The Toronto District School Board will not redo a lottery process for admission to its elementary alternative schools despite accidentally leaving out a group of students from under-represented communities.
Instead, the school board said in a letter to families Friday, it will offer more than 130 seats to racialized and marginalized applicants who should have been included in the lottery. It is unclear, however, in which schools those spots are located.
“We know this has been a stressful and upsetting experience for many applicants and their families and we sincerely apologize,” wrote education director Colleen Russell-Rawlins and three associate directors.
The TDSB, the country’s largest school board, changed the admission process this year for its sought-after alternative schools and specialized high schools to address historical inequities that excluded certain groups of students. The changes meant applications were handled centrally through a lottery system, not by individual schools.
Earlier this month, the board revealed it had excluded a group of students from the lottery, which was for spaces in 17 elementary alternative schools. The schools have smaller student populations than mainstream schools and have special focuses, including social justice and entrepreneurship. More than 1,200 students applied for 458 spots, and the board said 589 of those applicants self-identified as being from under-represented groups.
The board said it had prioritized applications from Indigenous students and siblings of current students for the next school year.

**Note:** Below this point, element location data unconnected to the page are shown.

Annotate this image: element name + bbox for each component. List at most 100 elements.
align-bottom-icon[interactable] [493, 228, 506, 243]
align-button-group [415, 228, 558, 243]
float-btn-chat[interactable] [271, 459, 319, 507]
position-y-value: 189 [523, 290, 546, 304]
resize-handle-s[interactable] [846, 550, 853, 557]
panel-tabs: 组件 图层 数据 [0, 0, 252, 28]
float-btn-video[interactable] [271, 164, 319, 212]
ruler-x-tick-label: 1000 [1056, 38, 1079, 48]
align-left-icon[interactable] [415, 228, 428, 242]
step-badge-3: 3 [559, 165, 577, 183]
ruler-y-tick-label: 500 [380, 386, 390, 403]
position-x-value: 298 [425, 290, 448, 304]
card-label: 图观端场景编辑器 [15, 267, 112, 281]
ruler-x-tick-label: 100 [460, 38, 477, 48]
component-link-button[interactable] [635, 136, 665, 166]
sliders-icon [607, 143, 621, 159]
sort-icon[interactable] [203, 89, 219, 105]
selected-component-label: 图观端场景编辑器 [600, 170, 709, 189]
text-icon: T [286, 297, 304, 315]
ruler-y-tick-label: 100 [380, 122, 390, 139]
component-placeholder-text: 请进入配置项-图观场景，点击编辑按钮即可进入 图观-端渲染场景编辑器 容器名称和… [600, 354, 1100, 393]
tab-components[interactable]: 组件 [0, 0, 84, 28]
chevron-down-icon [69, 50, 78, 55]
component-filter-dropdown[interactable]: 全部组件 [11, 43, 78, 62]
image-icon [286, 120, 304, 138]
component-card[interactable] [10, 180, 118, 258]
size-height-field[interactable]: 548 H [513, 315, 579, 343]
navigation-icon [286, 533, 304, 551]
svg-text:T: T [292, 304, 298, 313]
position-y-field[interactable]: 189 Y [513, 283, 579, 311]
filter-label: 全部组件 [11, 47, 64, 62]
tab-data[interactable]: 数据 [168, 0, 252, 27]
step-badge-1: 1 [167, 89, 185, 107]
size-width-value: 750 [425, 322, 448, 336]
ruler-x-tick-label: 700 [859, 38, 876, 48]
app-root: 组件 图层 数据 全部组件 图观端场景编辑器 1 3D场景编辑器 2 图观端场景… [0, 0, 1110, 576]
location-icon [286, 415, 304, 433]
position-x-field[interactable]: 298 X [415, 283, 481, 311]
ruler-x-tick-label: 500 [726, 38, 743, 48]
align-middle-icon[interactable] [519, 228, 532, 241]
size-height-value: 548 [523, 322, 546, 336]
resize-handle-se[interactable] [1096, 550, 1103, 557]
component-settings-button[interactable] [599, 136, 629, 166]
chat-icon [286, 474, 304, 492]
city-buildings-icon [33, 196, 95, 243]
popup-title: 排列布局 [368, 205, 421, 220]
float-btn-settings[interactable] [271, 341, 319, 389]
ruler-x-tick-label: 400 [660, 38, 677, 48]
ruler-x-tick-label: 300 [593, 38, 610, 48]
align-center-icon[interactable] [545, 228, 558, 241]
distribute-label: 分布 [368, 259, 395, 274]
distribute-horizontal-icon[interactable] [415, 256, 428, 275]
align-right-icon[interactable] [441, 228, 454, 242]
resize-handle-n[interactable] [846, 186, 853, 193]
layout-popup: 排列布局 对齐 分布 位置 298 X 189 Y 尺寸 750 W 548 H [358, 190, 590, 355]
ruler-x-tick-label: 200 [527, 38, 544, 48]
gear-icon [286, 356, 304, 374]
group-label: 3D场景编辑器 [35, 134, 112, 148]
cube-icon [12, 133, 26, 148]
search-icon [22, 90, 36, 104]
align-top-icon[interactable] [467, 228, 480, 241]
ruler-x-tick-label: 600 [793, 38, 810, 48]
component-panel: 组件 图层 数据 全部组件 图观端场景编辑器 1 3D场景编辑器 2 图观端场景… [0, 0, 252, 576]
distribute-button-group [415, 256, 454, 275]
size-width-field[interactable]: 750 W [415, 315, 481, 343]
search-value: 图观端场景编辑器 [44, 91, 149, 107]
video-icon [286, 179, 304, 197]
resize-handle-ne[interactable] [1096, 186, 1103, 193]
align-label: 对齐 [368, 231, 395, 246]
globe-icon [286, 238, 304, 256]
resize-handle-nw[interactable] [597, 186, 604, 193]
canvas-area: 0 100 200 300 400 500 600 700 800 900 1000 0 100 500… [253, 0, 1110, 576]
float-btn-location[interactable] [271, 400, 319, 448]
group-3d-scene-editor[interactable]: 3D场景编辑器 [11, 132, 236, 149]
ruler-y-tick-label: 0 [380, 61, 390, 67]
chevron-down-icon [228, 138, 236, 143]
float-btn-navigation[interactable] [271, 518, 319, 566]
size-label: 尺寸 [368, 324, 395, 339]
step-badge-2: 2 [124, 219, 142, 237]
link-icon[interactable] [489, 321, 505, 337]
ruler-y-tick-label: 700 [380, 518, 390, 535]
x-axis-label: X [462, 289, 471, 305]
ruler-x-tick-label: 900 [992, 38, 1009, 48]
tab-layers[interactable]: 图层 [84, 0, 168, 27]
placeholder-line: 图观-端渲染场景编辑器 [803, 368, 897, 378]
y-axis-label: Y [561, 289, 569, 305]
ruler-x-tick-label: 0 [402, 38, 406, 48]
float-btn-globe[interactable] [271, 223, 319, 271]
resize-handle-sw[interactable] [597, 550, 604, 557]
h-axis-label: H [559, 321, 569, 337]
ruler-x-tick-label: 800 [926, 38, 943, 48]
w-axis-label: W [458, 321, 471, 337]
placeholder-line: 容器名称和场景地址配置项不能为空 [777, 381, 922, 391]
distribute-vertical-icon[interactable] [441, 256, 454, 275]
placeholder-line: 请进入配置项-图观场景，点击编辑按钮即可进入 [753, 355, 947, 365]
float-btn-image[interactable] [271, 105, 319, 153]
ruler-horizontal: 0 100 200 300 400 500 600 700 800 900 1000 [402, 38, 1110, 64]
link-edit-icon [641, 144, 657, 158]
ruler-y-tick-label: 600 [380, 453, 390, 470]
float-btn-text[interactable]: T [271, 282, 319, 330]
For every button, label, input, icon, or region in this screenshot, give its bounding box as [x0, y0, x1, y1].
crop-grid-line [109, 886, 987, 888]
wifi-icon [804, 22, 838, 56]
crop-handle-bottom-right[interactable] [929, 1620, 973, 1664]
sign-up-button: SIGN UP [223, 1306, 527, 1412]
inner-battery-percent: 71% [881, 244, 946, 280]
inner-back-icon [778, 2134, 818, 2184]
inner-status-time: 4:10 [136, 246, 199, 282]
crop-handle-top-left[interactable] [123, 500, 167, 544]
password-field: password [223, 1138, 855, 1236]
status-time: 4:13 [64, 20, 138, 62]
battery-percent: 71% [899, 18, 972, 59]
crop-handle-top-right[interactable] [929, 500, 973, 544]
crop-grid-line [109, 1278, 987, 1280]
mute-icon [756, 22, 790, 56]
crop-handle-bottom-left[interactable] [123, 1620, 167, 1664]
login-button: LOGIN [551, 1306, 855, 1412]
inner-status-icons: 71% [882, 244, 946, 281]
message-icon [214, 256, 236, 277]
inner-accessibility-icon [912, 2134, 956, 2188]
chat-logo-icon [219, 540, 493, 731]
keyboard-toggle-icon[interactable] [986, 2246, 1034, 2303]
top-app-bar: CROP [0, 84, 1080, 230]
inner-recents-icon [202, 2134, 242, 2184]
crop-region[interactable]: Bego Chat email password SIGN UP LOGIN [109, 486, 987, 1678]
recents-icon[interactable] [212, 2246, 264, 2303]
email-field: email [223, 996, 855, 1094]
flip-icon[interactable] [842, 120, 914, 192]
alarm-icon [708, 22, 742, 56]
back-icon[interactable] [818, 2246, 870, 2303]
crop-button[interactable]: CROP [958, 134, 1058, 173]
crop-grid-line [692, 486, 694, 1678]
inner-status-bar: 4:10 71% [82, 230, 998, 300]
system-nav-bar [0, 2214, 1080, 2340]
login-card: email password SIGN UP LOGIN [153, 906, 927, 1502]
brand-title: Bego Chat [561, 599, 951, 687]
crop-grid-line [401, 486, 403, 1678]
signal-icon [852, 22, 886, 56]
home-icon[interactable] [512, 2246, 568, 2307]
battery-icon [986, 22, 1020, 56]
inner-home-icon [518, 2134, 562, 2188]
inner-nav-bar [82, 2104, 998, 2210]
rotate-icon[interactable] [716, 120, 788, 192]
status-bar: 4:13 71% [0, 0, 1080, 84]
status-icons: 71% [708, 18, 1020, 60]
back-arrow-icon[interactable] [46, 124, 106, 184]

A computer system then separated out students from under-represented groups, including Black and Middle Eastern children, those who identify as LGBTQ and students with a disability. The board offered a random selection of these children 25 per cent of the available spaces, in keeping with its mandate to make the schools reflect the overall student population.
But the applicants from that pool who did not receive spots in that round were somehow excluded from the lottery’s last stage, when the remaining spots were handed out.
The board blamed a third-party vendor for not merging the two wait lists.
On Friday, the TDSB said it would make 98 spots available to students who were excluded from the lottery. These would be spots that were previously declined by other students or added by the board.
In addition, the board said it would offer 34 more seats across its schools to students from under-represented communities. This was done by maximizing available spaces in some grades, keeping in mind class caps and class-size averages, the board said.
After learning of the TDSB’s error, a group of families whose children were excluded as well as some who were admitted threatened legal action against the board. Yukimi Henry, whose son was excluded from the final stage of the lottery, is among them.
Ms. Henry said the TDSB’s response Friday was “inadequate,” pointing out that there was no indication where the 132 spots were available.
The group of parents called for the board to either redo the final stage of the lottery or increase resources to allow students from those under-represented groups to attend their chosen schools.
Ms. Henry said the group will discuss whether to file their application for a judicial review.
“There is so little faith left in both their competency and their sincerity in addressing the harms,” she said. “They are essentially creating prejudice through the ongoing lack of transparency and the delays.”